Na realidade, é absolutamente radical, levando-se em conta a expectativa que as atuações convincentes e os resultados efetivos que o time teve desde que Tite assumiu como técnico, em junho de 2016.

E a intransigência no julgamento está ligada a uma posição igualmente inflexível, que é necessária adotar quando a torcida é por um gigante do futebol, seja clube ou seleção. O que se quer dizer é que o Brasil deve disputar Copa com o objetivo invariável de conquistar o título. Assim, qualquer outra posição é descartável, justificada pela não só pela tradição vitoriosa de nove décadas, mas também, como ocorreu em 2018, pela previsão antecipada de sucesso, criada pela trajetória eficiente dos últimos dois anos.

Não se pretende aqui discutir os erros acumulados ao longo do torneio, pois todas as vezes que se perde há uma busca incessante por culpados, nem tentar condená-los definitivamente às chamas do inferno. O que se pretende nestas linhas é afirmar que os equívocos ficaram evidentes na hora da verdade, e que o conjunto da obra levou o Brasil a uma campanha absolutamente decepcionante, na qual os pontos que tidos como frágeis confirmaram a incapacidade, e pior, os principais trunfos falharam de forma bisonha.

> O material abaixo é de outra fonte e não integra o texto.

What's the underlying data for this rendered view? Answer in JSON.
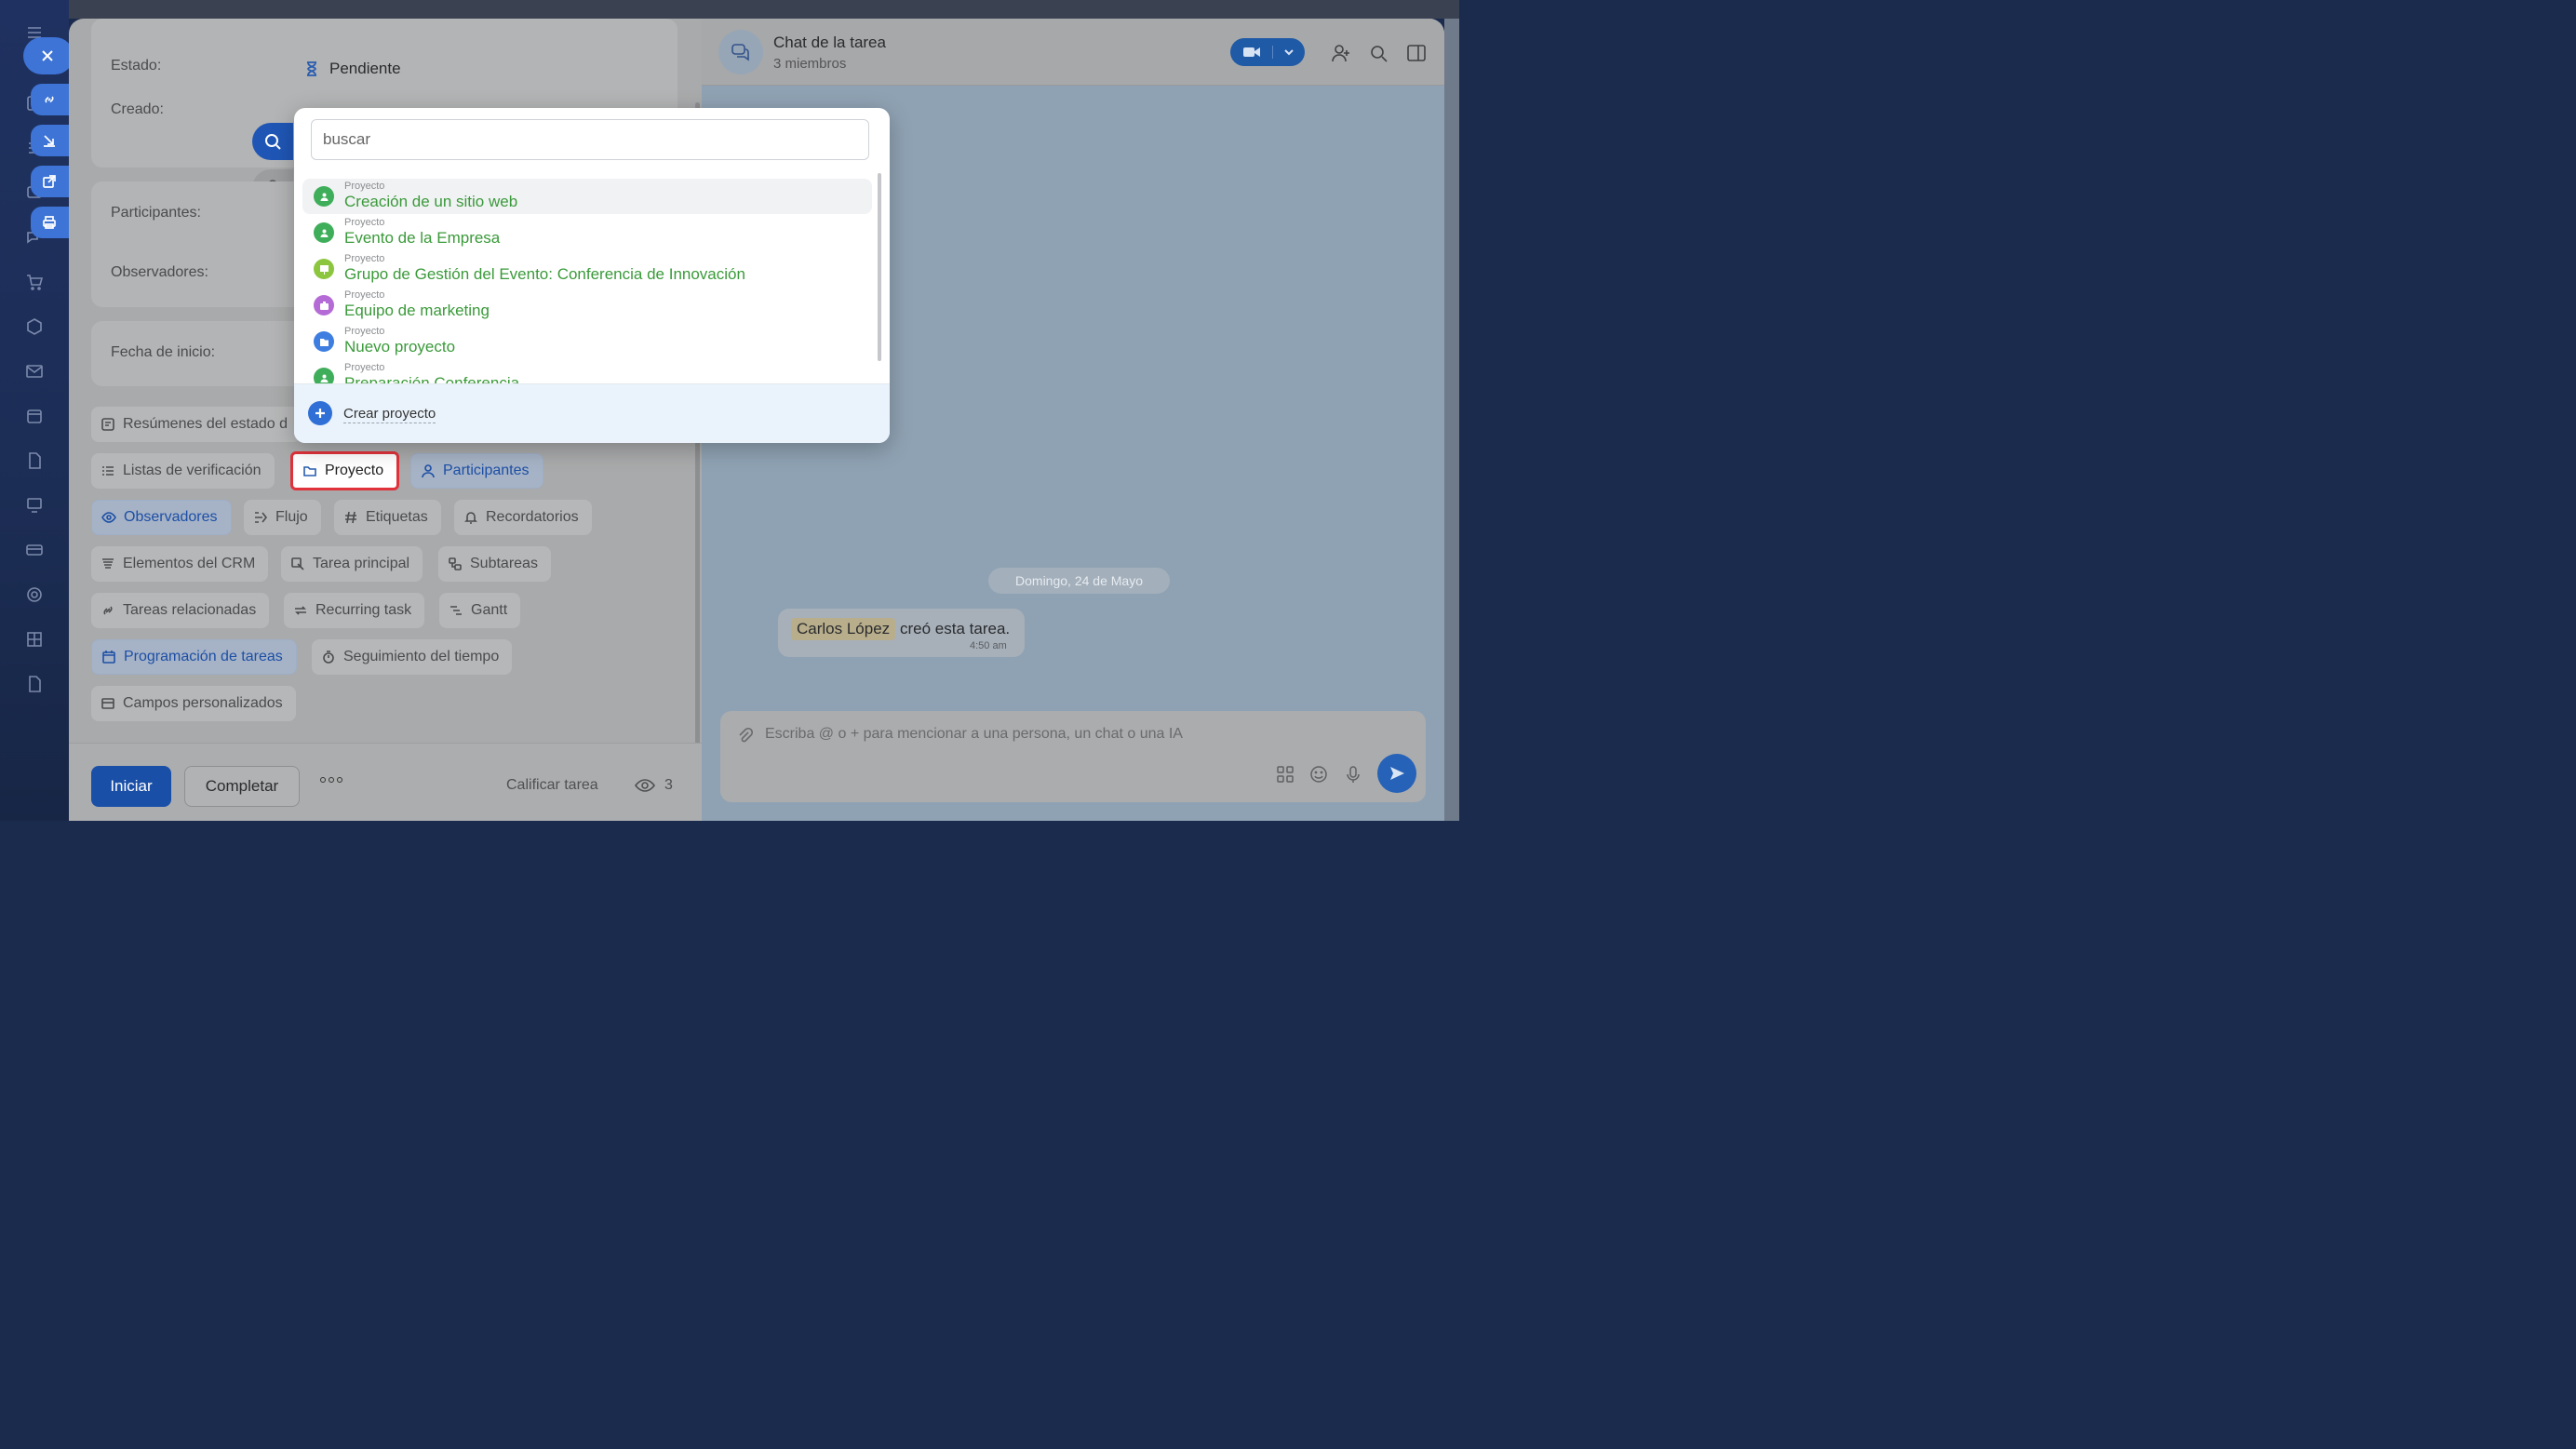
{
  "task": {
    "status_label": "Estado:",
    "status_value": "Pendiente",
    "created_label": "Creado:",
    "participants_label": "Participantes:",
    "observers_label": "Observadores:",
    "start_date_label": "Fecha de inicio:"
  },
  "chips": {
    "status_summaries": "Resúmenes del estado d",
    "checklists": "Listas de verificación",
    "project": "Proyecto",
    "participants": "Participantes",
    "observers": "Observadores",
    "flow": "Flujo",
    "tags": "Etiquetas",
    "reminders": "Recordatorios",
    "crm_items": "Elementos del CRM",
    "parent_task": "Tarea principal",
    "subtasks": "Subtareas",
    "related_tasks": "Tareas relacionadas",
    "recurring_task": "Recurring task",
    "gantt": "Gantt",
    "task_scheduling": "Programación de tareas",
    "time_tracking": "Seguimiento del tiempo",
    "custom_fields": "Campos personalizados"
  },
  "actions": {
    "start": "Iniciar",
    "complete": "Completar",
    "rate": "Calificar tarea",
    "views_count": "3"
  },
  "chat": {
    "title": "Chat de la tarea",
    "members": "3 miembros",
    "date_separator": "Domingo, 24 de Mayo",
    "message_user": "Carlos López",
    "message_text": "creó esta tarea.",
    "message_time": "4:50 am",
    "composer_placeholder": "Escriba @ o + para mencionar a una persona, un chat o una IA"
  },
  "popup": {
    "search_placeholder": "buscar",
    "items": [
      {
        "kind": "Proyecto",
        "name": "Creación de un sitio web",
        "icon": "group-icon",
        "color": "#3fae5a"
      },
      {
        "kind": "Proyecto",
        "name": "Evento de la Empresa",
        "icon": "group-icon",
        "color": "#3fae5a"
      },
      {
        "kind": "Proyecto",
        "name": "Grupo de Gestión del Evento: Conferencia de Innovación",
        "icon": "presentation-icon",
        "color": "#8cc63f"
      },
      {
        "kind": "Proyecto",
        "name": "Equipo de marketing",
        "icon": "briefcase-icon",
        "color": "#b46bd6"
      },
      {
        "kind": "Proyecto",
        "name": "Nuevo proyecto",
        "icon": "folder-icon",
        "color": "#3d7ee0"
      },
      {
        "kind": "Proyecto",
        "name": "Preparación Conferencia",
        "icon": "group-icon",
        "color": "#3fae5a"
      }
    ],
    "create_label": "Crear proyecto"
  }
}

Logo, repetir que o trabalho foi ótimo, e que a seleção está no caminho certo, como este site tem lido e ouvido, seria de fato uma insensatez, pois é fato consumado que na prática deu tudo errado. E se foi assim, serão necessárias muitas mudanças, fora e dentro do campo, caso contrário, novas frustrações virão.

Este que vos escreve alimentou não apenas as suas, mas as esperanças de muitos, com base no que viu a partir de 2016, e agora sente na pele a culpa por fazê-lo. Pois é. Como diz o samba-canção de Billy Blanco, mais alto é o coqueiro, maior é o tombo do coco. Triste e insuportável. No mais, e sem alternativa, até o Catar-2022.